Persons with significant control
A UK company or LLP must keep a register of persons with significant control over it (its PSCs) unless it falls within one of certain specific exemptions. The exemptions apply only to publicly traded companies listed on the main stock exchange. Companies and LLPs must file their PSC information annually at the UK companies’ registry, which is available to the public.
Broadly, a person has significant control over a company if any of the following apply:
- The person holds more than 25% of the company’s shares (measured by nominal value, not by number of shares).
- The person holds more than 25% of the company’s voting rights.
- The person can appoint or remove a majority of the company’s directors (measured by number of board votes held, not by number of directors).
- The person has the right to exercise, or actually exercises, significant influence or control over the company. (This is a broader condition which captures other forms of control, such as extensive veto rights under shareholders’ agreements.
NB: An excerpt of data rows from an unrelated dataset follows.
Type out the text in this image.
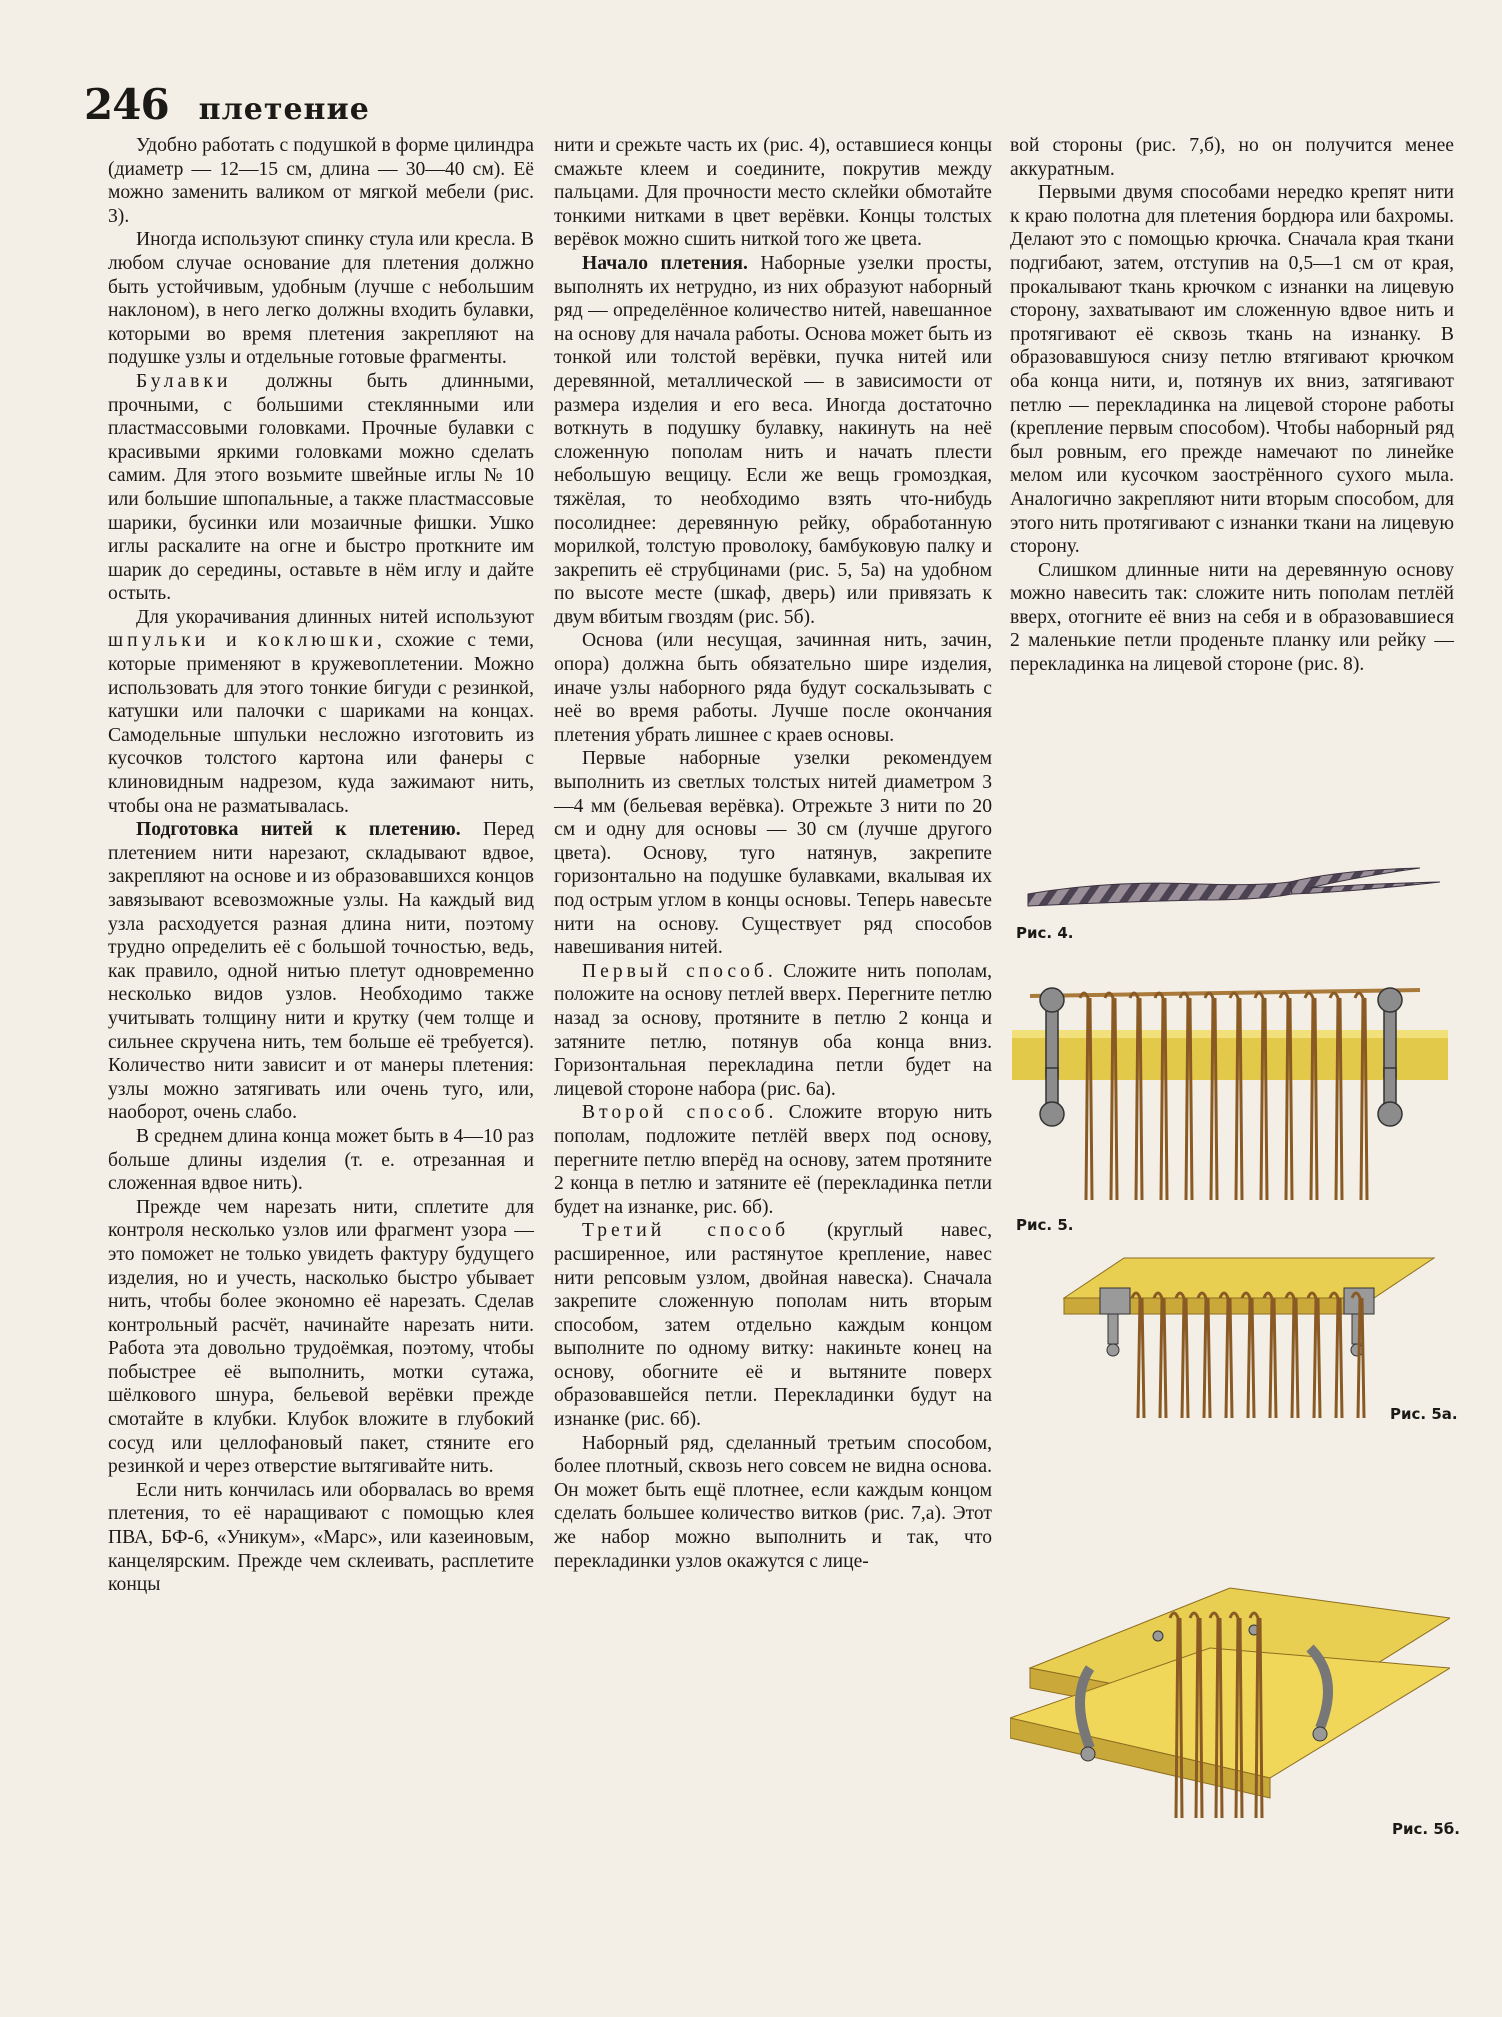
246 плетение

Удобно работать с подушкой в форме цилиндра (диаметр — 12—15 см, длина — 30—40 см). Её можно заменить валиком от мягкой мебели (рис. 3).

Иногда используют спинку стула или кресла. В любом случае основание для плетения должно быть устойчивым, удобным (лучше с небольшим наклоном), в него легко должны входить булавки, которыми во время плетения закрепляют на подушке узлы и отдельные готовые фрагменты.

Булавки должны быть длинными, прочными, с большими стеклянными или пластмассовыми головками. Прочные булавки с красивыми яркими головками можно сделать самим. Для этого возьмите швейные иглы № 10 или большие шпопальные, а также пластмассовые шарики, бусинки или мозаичные фишки. Ушко иглы раскалите на огне и быстро проткните им шарик до середины, оставьте в нём иглу и дайте остыть.

Для укорачивания длинных нитей используют шпульки и коклюшки, схожие с теми, которые применяют в кружевоплетении. Можно использовать для этого тонкие бигуди с резинкой, катушки или палочки с шариками на концах. Самодельные шпульки несложно изготовить из кусочков толстого картона или фанеры с клиновидным надрезом, куда зажимают нить, чтобы она не разматывалась.

Подготовка нитей к плетению. Перед плетением нити нарезают, складывают вдвое, закрепляют на основе и из образовавшихся концов завязывают всевозможные узлы. На каждый вид узла расходуется разная длина нити, поэтому трудно определить её с большой точностью, ведь, как правило, одной нитью плетут одновременно несколько видов узлов. Необходимо также учитывать толщину нити и крутку (чем толще и сильнее скручена нить, тем больше её требуется). Количество нити зависит и от манеры плетения: узлы можно затягивать или очень туго, или, наоборот, очень слабо.

В среднем длина конца может быть в 4—10 раз больше длины изделия (т. е. отрезанная и сложенная вдвое нить).

Прежде чем нарезать нити, сплетите для контроля несколько узлов или фрагмент узора — это поможет не только увидеть фактуру будущего изделия, но и учесть, насколько быстро убывает нить, чтобы более экономно её нарезать. Сделав контрольный расчёт, начинайте нарезать нити. Работа эта довольно трудоёмкая, поэтому, чтобы побыстрее её выполнить, мотки сутажа, шёлкового шнура, бельевой верёвки прежде смотайте в клубки. Клубок вложите в глубокий сосуд или целлофановый пакет, стяните его резинкой и через отверстие вытягивайте нить.

Если нить кончилась или оборвалась во время плетения, то её наращивают с помощью клея ПВА, БФ-6, «Уникум», «Марс», или казеиновым, канцелярским. Прежде чем склеивать, расплетите концы

нити и срежьте часть их (рис. 4), оставшиеся концы смажьте клеем и соедините, покрутив между пальцами. Для прочности место склейки обмотайте тонкими нитками в цвет верёвки. Концы толстых верёвок можно сшить ниткой того же цвета.

Начало плетения. Наборные узелки просты, выполнять их нетрудно, из них образуют наборный ряд — определённое количество нитей, навешанное на основу для начала работы. Основа может быть из тонкой или толстой верёвки, пучка нитей или деревянной, металлической — в зависимости от размера изделия и его веса. Иногда достаточно воткнуть в подушку булавку, накинуть на неё сложенную пополам нить и начать плести небольшую вещицу. Если же вещь громоздкая, тяжёлая, то необходимо взять что-нибудь посолиднее: деревянную рейку, обработанную морилкой, толстую проволоку, бамбуковую палку и закрепить её струбцинами (рис. 5, 5а) на удобном по высоте месте (шкаф, дверь) или привязать к двум вбитым гвоздям (рис. 5б).

Основа (или несущая, зачинная нить, зачин, опора) должна быть обязательно шире изделия, иначе узлы наборного ряда будут соскальзывать с неё во время работы. Лучше после окончания плетения убрать лишнее с краев основы.

Первые наборные узелки рекомендуем выполнить из светлых толстых нитей диаметром 3—4 мм (бельевая верёвка). Отрежьте 3 нити по 20 см и одну для основы — 30 см (лучше другого цвета). Основу, туго натянув, закрепите горизонтально на подушке булавками, вкалывая их под острым углом в концы основы. Теперь навесьте нити на основу. Существует ряд способов навешивания нитей.

Первый способ. Сложите нить пополам, положите на основу петлей вверх. Перегните петлю назад за основу, протяните в петлю 2 конца и затяните петлю, потянув оба конца вниз. Горизонтальная перекладина петли будет на лицевой стороне набора (рис. 6а).

Второй способ. Сложите вторую нить пополам, подложите петлёй вверх под основу, перегните петлю вперёд на основу, затем протяните 2 конца в петлю и затяните её (перекладинка петли будет на изнанке, рис. 6б).

Третий способ (круглый навес, расширенное, или растянутое крепление, навес нити репсовым узлом, двойная навеска). Сначала закрепите сложенную пополам нить вторым способом, затем отдельно каждым концом выполните по одному витку: накиньте конец на основу, обогните её и вытяните поверх образовавшейся петли. Перекладинки будут на изнанке (рис. 6б).

Наборный ряд, сделанный третьим способом, более плотный, сквозь него совсем не видна основа. Он может быть ещё плотнее, если каждым концом сделать большее количество витков (рис. 7,а). Этот же набор можно выполнить и так, что перекладинки узлов окажутся с лице-

вой стороны (рис. 7,б), но он получится менее аккуратным.

Первыми двумя способами нередко крепят нити к краю полотна для плетения бордюра или бахромы. Делают это с помощью крючка. Сначала края ткани подгибают, затем, отступив на 0,5—1 см от края, прокалывают ткань крючком с изнанки на лицевую сторону, захватывают им сложенную вдвое нить и протягивают её сквозь ткань на изнанку. В образовавшуюся снизу петлю втягивают крючком оба конца нити, и, потянув их вниз, затягивают петлю — перекладинка на лицевой стороне работы (крепление первым способом). Чтобы наборный ряд был ровным, его прежде намечают по линейке мелом или кусочком заострённого сухого мыла. Аналогично закрепляют нити вторым способом, для этого нить протягивают с изнанки ткани на лицевую сторону.

Слишком длинные нити на деревянную основу можно навесить так: сложите нить пополам петлёй вверх, отогните её вниз на себя и в образовавшиеся 2 маленькие петли проденьте планку или рейку — перекладинка на лицевой стороне (рис. 8).

Рис. 4.
Рис. 5.
Рис. 5а.
Рис. 5б.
The UK Department for Business, Innovation and Skills has published statutory guidance on situations that may satisfy this condition).
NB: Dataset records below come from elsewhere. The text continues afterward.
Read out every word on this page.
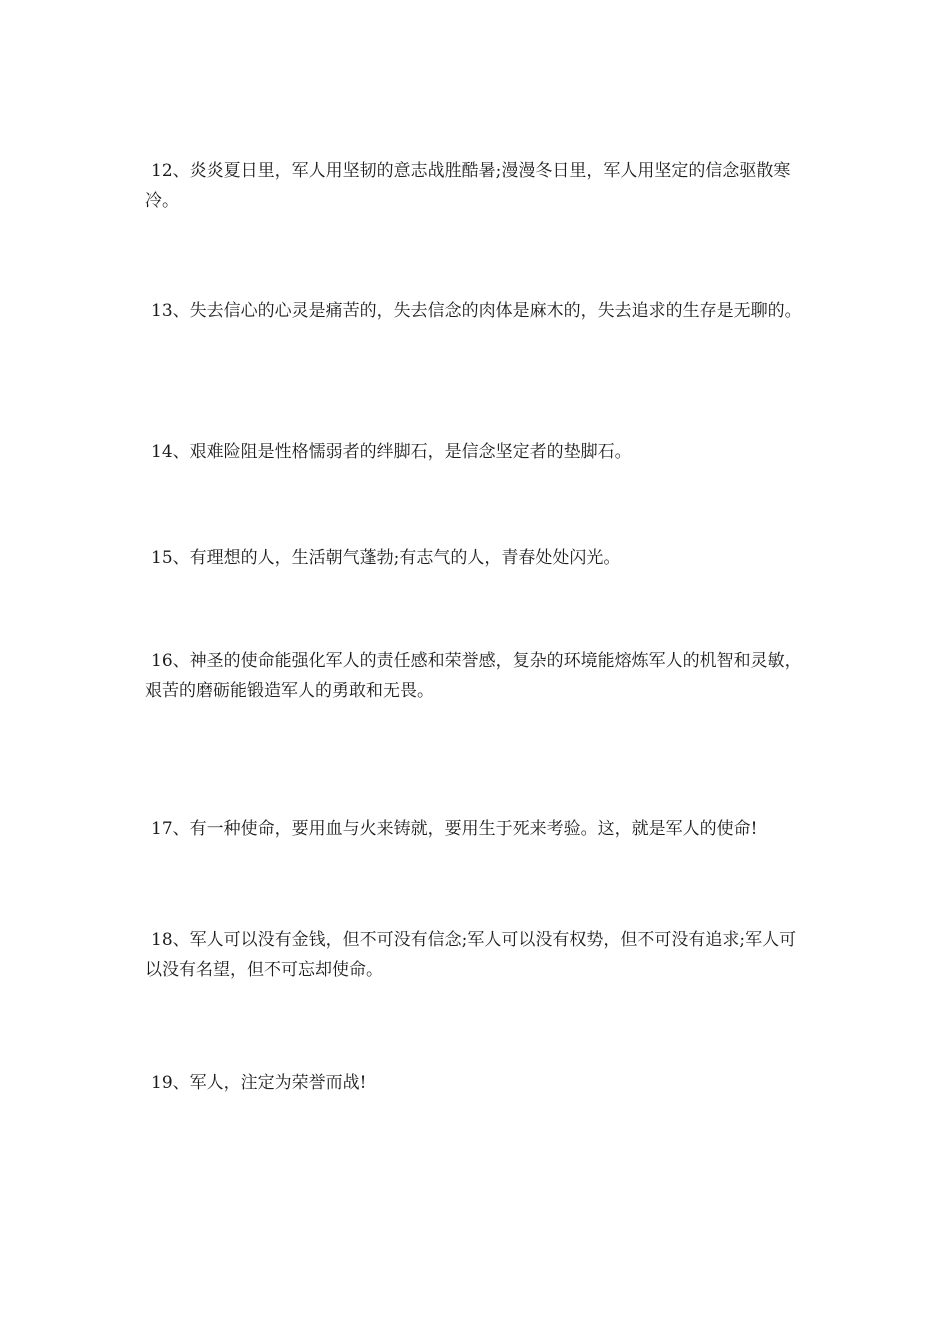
12、炎炎夏日里，军人用坚韧的意志战胜酷暑;漫漫冬日里，军人用坚定的信念驱散寒冷。

13、失去信心的心灵是痛苦的，失去信念的肉体是麻木的，失去追求的生存是无聊的。

14、艰难险阻是性格懦弱者的绊脚石，是信念坚定者的垫脚石。

15、有理想的人，生活朝气蓬勃;有志气的人，青春处处闪光。

16、神圣的使命能强化军人的责任感和荣誉感，复杂的环境能熔炼军人的机智和灵敏，艰苦的磨砺能锻造军人的勇敢和无畏。

17、有一种使命，要用血与火来铸就，要用生于死来考验。这，就是军人的使命!

18、军人可以没有金钱，但不可没有信念;军人可以没有权势，但不可没有追求;军人可以没有名望，但不可忘却使命。

19、军人，注定为荣誉而战!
- The person has the right to exercise, or actually exercises, significant influence or control over the activities of a trust or firm which does not have separate legal personality, and the trust or firm satisfies one of the other four conditions above.
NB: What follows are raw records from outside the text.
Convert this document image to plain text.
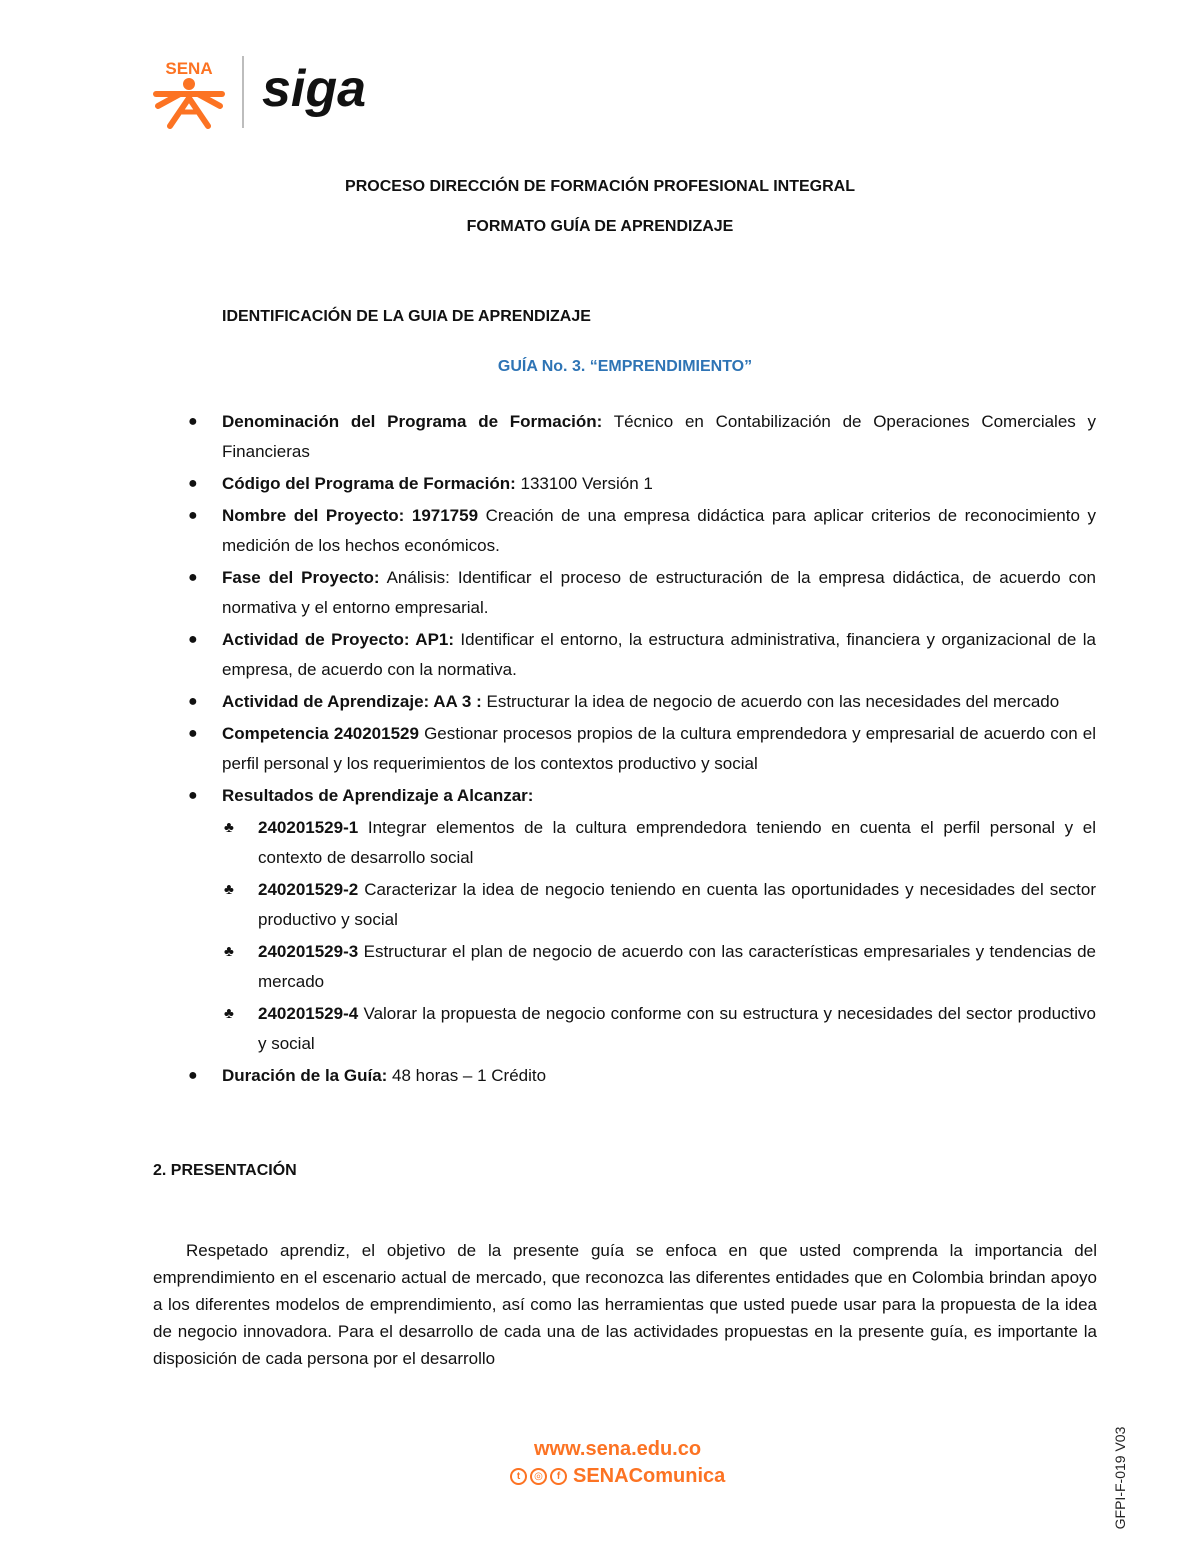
SENA siga
PROCESO DIRECCIÓN DE FORMACIÓN PROFESIONAL INTEGRAL
FORMATO GUÍA DE APRENDIZAJE
IDENTIFICACIÓN DE LA GUIA DE APRENDIZAJE
GUÍA No. 3. “EMPRENDIMIENTO”
● Denominación del Programa de Formación: Técnico en Contabilización de Operaciones Comerciales y Financieras
● Código del Programa de Formación: 133100 Versión 1
● Nombre del Proyecto: 1971759 Creación de una empresa didáctica para aplicar criterios de reconocimiento y medición de los hechos económicos.
● Fase del Proyecto: Análisis: Identificar el proceso de estructuración de la empresa didáctica, de acuerdo con normativa y el entorno empresarial.
● Actividad de Proyecto: AP1: Identificar el entorno, la estructura administrativa, financiera y organizacional de la empresa, de acuerdo con la normativa.
● Actividad de Aprendizaje: AA 3 : Estructurar la idea de negocio de acuerdo con las necesidades del mercado
● Competencia 240201529 Gestionar procesos propios de la cultura emprendedora y empresarial de acuerdo con el perfil personal y los requerimientos de los contextos productivo y social
● Resultados de Aprendizaje a Alcanzar:
♣ 240201529-1 Integrar elementos de la cultura emprendedora teniendo en cuenta el perfil personal y el contexto de desarrollo social
♣ 240201529-2 Caracterizar la idea de negocio teniendo en cuenta las oportunidades y necesidades del sector productivo y social
♣ 240201529-3 Estructurar el plan de negocio de acuerdo con las características empresariales y tendencias de mercado
♣ 240201529-4 Valorar la propuesta de negocio conforme con su estructura y necesidades del sector productivo y social
● Duración de la Guía: 48 horas – 1 Crédito
2. PRESENTACIÓN
Respetado aprendiz, el objetivo de la presente guía se enfoca en que usted comprenda la importancia del emprendimiento en el escenario actual de mercado, que reconozca las diferentes entidades que en Colombia brindan apoyo a los diferentes modelos de emprendimiento, así como las herramientas que usted puede usar para la propuesta de la idea de negocio innovadora. Para el desarrollo de cada una de las actividades propuestas en la presente guía, es importante la disposición de cada persona por el desarrollo
www.sena.edu.co
t	◎	f SENAComunica	GFPI-F-019 V03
These conditions apply regardless of whether the person holds shares in the company and is registered in the company’s shareholder register. The purpose of the PSC regime is to prevent the ultimate owner of a company from concealing his or her identity by, for example, hiding behind a trust or an offshore company.
Failure to comply with an information request is a criminal offence. In addition, if a PSC persistently fails to comply with an information request, the PSC’s interest in the company (which can comprise shares or other rights) can be restricted. The PSC will not be able to transfer that interest, and all voting and dividend rights attached to the interest will be suspended. The regime also applies to LLPs with some modifications. Under the Fourth European Union Money Laundering Directive, the regime will need to be extended to other kinds of legal entity in due course.